When Garnet got downstairs, she found her father on his knees, rummaging through the cabinet beneath the kitchen sink. His head and shoulders were invisible inside the cabinetry, and around his legs were the bottles and jars and brushes that usually were stored under there.

“Dad?”

Carefully he withdrew his upper body and sat on his heels. His hair was disheveled, and she noticed a thin trickle of sweat on his brow. He had a mug with cold coffee beside him.

“Hey, princess,” he said. He called both her and her sister princess. It was a term of endearment, but no more specific than honey or darling. “What do you need?”

“Can you help me with my math?” She held out the workbook like an offering, both of her hands beneath it as if she were presenting a sacred text to a rabbi or priest.

He was silent for a moment, and she wondered after she had spoken if this might be one of those instances that would be important years from now: the first time her dad had helped her with her math after the accident. A great step forward in the march back to normalcy. But when the moment grew long and still he had said nothing, she decided she was wrong: This would instead be merely one more of those times when her dad’s behavior would suggest it was going to be a long, long time before he was better.

“I mean, if you’re busy, I can probably figure it out myself,” she continued. She knew that sometimes she made people uncomfortable when she grew quiet. They feared she was about to have a seizure and go into a trance.

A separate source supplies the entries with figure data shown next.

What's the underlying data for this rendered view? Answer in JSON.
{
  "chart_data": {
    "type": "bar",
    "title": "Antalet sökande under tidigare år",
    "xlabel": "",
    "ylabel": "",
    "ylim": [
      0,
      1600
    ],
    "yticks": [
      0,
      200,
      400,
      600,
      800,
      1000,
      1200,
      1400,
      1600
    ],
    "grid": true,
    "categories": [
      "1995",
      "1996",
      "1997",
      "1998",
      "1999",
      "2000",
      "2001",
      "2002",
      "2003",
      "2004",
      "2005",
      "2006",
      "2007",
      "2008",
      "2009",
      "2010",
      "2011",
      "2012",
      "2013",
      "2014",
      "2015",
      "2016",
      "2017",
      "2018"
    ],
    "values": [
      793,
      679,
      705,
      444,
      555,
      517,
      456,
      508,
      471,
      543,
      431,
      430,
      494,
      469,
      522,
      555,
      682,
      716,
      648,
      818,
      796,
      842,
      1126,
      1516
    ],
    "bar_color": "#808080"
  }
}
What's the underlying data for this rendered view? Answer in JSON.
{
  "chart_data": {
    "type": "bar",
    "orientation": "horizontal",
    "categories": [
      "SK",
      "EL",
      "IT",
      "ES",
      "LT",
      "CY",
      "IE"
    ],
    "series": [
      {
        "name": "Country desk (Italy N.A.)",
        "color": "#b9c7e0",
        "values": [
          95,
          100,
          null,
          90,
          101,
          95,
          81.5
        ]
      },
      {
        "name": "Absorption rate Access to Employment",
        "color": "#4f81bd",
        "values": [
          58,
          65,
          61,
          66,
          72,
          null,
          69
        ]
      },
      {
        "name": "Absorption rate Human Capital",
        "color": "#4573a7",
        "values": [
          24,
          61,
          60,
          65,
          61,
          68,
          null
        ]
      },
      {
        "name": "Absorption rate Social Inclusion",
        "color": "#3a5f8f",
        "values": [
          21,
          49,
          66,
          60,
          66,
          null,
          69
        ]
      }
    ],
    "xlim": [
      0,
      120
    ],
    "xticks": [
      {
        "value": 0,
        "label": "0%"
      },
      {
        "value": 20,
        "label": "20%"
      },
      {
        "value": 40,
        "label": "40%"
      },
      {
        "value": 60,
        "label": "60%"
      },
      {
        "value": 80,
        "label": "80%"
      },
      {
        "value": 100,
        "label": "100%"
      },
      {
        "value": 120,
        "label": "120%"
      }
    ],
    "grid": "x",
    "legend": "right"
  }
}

Especially lately. But often it was just easier to say nothing and let everyone else do the talking, the deciding, and the… worrying. And it was nice to daydream. She liked the visions that sometimes marked the seizures. She wondered if her dad now had them, too.

“Oh, I’m not doing anything important,” he said finally.

“Cleaning?” she asked. “Organizing?”

“Something like that. I keep expecting to find a secret compartment back there.”